Updated 9:47 a.m. Pacific. 

Publisher 2K Games today announced its new first-person shooter, Battleborn, a game it’s dubbing a “hero shooter” and that’s coming from the team that made Borderlands 2 at Gearbox Software. It’s pegged for a “2016 fiscal year release” for PlayStation 4, Xbox One, and PC.

But it’s not a multiplayer online battle arena game (think League of Legends or Dota 2), confirms 2K to GamesBeat.
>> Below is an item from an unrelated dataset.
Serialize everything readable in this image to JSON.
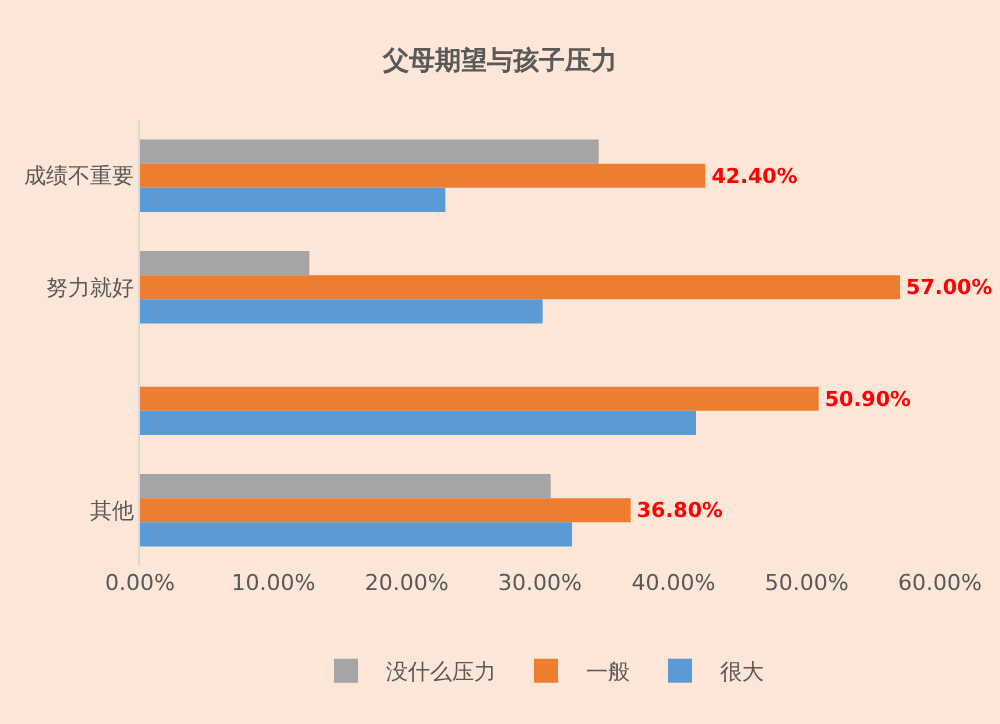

“Battleborn is not a MOBA, in fact it’s far from it. As the term hero-shooter implies, Battleborn is first and foremost a first-person shooter,” said a 2K Games representative. “It’s heavily inspired by lots of genres, not least of which are character-centric games like the ones you mentioned, as well as fighting games, hence the ‘hero’ in hero-shooter. Players are going to experience a ton of other influences, especially from genres like RPG [role-playing games], RTS [real-time strategy], and fighting games.”

2K says that Battleborn sports “highly stylized visuals and frenetic first-person shooting” in its press release. It has a co-op campaign and multiplayer all in a sci-fi setting. From the description, it reads like Battleborn is a shooter take on the multiplayer online battle arena, a type of strategy game that’s become one of the biggest moneymakers in the free-to-play arena — and one of the most important genres in e-sports. But 2K said it is not a MOBA.
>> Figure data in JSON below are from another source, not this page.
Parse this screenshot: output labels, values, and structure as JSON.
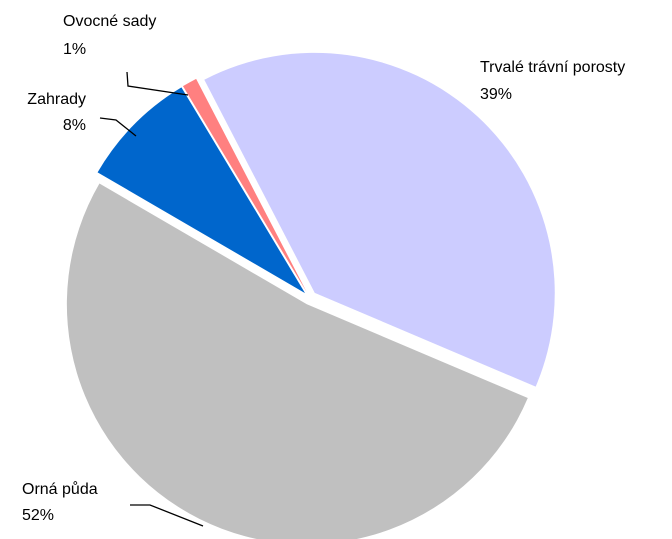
{
  "chart_data": {
    "type": "pie",
    "categories": [
      "Trvalé trávní porosty",
      "Orná půda",
      "Zahrady",
      "Ovocné sady"
    ],
    "values": [
      39,
      52,
      8,
      1
    ],
    "value_labels": [
      "39%",
      "52%",
      "8%",
      "1%"
    ],
    "colors": [
      "#ccccff",
      "#c0c0c0",
      "#0066cc",
      "#ff8080"
    ]
  }
}
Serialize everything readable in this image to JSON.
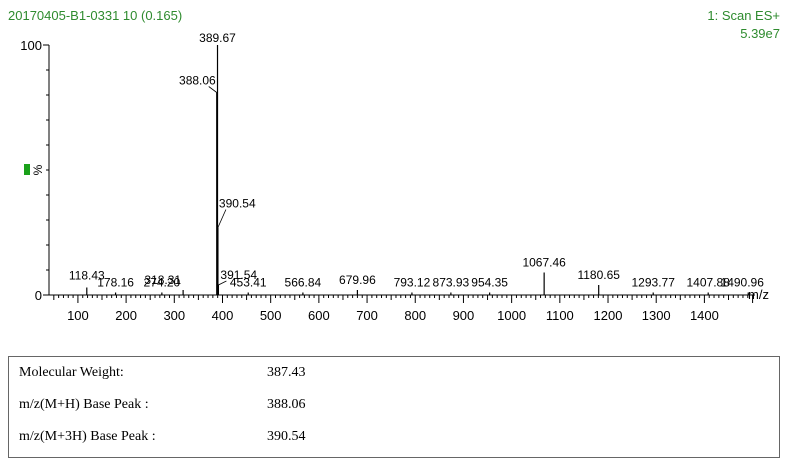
{
  "header": {
    "sample_id": "20170405-B1-0331 10 (0.165)",
    "scan_mode": "1: Scan ES+",
    "intensity": "5.39e7"
  },
  "colors": {
    "header_text": "#2e8b2e",
    "marker": "#1aa11a",
    "axis": "#000000"
  },
  "chart_data": {
    "type": "bar",
    "xlabel": "m/z",
    "ylabel": "%",
    "xlim": [
      40,
      1505
    ],
    "ylim": [
      0,
      100
    ],
    "x_ticks": [
      100,
      200,
      300,
      400,
      500,
      600,
      700,
      800,
      900,
      1000,
      1100,
      1200,
      1300,
      1400
    ],
    "y_ticks": [
      0,
      100
    ],
    "peaks": [
      {
        "mz": 118.43,
        "intensity": 3,
        "label": "118.43"
      },
      {
        "mz": 178.16,
        "intensity": 1,
        "label": "178.16"
      },
      {
        "mz": 274.2,
        "intensity": 1,
        "label": "274.20"
      },
      {
        "mz": 318.31,
        "intensity": 2,
        "label": "318.31"
      },
      {
        "mz": 388.06,
        "intensity": 81,
        "label": "388.06"
      },
      {
        "mz": 389.67,
        "intensity": 100,
        "label": "389.67"
      },
      {
        "mz": 390.54,
        "intensity": 27,
        "label": "390.54"
      },
      {
        "mz": 391.54,
        "intensity": 4,
        "label": "391.54"
      },
      {
        "mz": 453.41,
        "intensity": 1,
        "label": "453.41"
      },
      {
        "mz": 566.84,
        "intensity": 1,
        "label": "566.84"
      },
      {
        "mz": 679.96,
        "intensity": 2,
        "label": "679.96"
      },
      {
        "mz": 793.12,
        "intensity": 1,
        "label": "793.12"
      },
      {
        "mz": 873.93,
        "intensity": 1,
        "label": "873.93"
      },
      {
        "mz": 954.35,
        "intensity": 1,
        "label": "954.35"
      },
      {
        "mz": 1067.46,
        "intensity": 9,
        "label": "1067.46"
      },
      {
        "mz": 1180.65,
        "intensity": 4,
        "label": "1180.65"
      },
      {
        "mz": 1293.77,
        "intensity": 1,
        "label": "1293.77"
      },
      {
        "mz": 1407.88,
        "intensity": 1,
        "label": "1407.88"
      },
      {
        "mz": 1490.96,
        "intensity": 1,
        "label": "1490.96"
      }
    ]
  },
  "info": [
    {
      "label": "Molecular Weight:",
      "value": "387.43"
    },
    {
      "label": "m/z(M+H) Base Peak :",
      "value": "388.06"
    },
    {
      "label": "m/z(M+3H) Base Peak :",
      "value": "390.54"
    }
  ]
}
“If Borderlands 2 is a shooter-looter, Battleborn is a hero-shooter,” said Randy Pitchford, the president of Gearbox Software, in a canned statement. “As a genre-fused, hobby-grade, co-operative and competitive FPS exploding with eye-popping style and an imaginative universe, Battleborn is the most ambitious video game that Gearbox has ever created.”

2K’s said its first fiscal quarter of 2016 ends March 31, 2016.
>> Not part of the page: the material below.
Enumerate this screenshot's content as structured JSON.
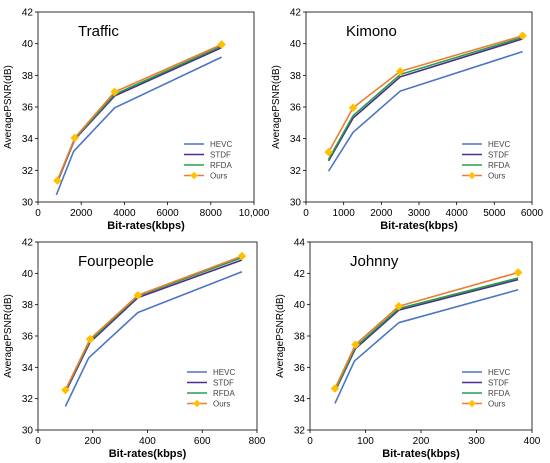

MOBAs are becoming key to the health of the game industry, and Battleborn has some elements that might make one think it is one such game. Riot Games’ League of Legends helped its parent company, Tencent, make $1 billion in profit in the first quarter of fiscal 2014. It and its main rival, Valve’s Dota 2, boosted e-sports viewing to 2.4 billion viewer hours in 2013. Even EA’s getting into the MOBA act with Dawngate. League of Legends generated around $624 million last year in microtransaction sales, while Dota 2 brought in around $80 million.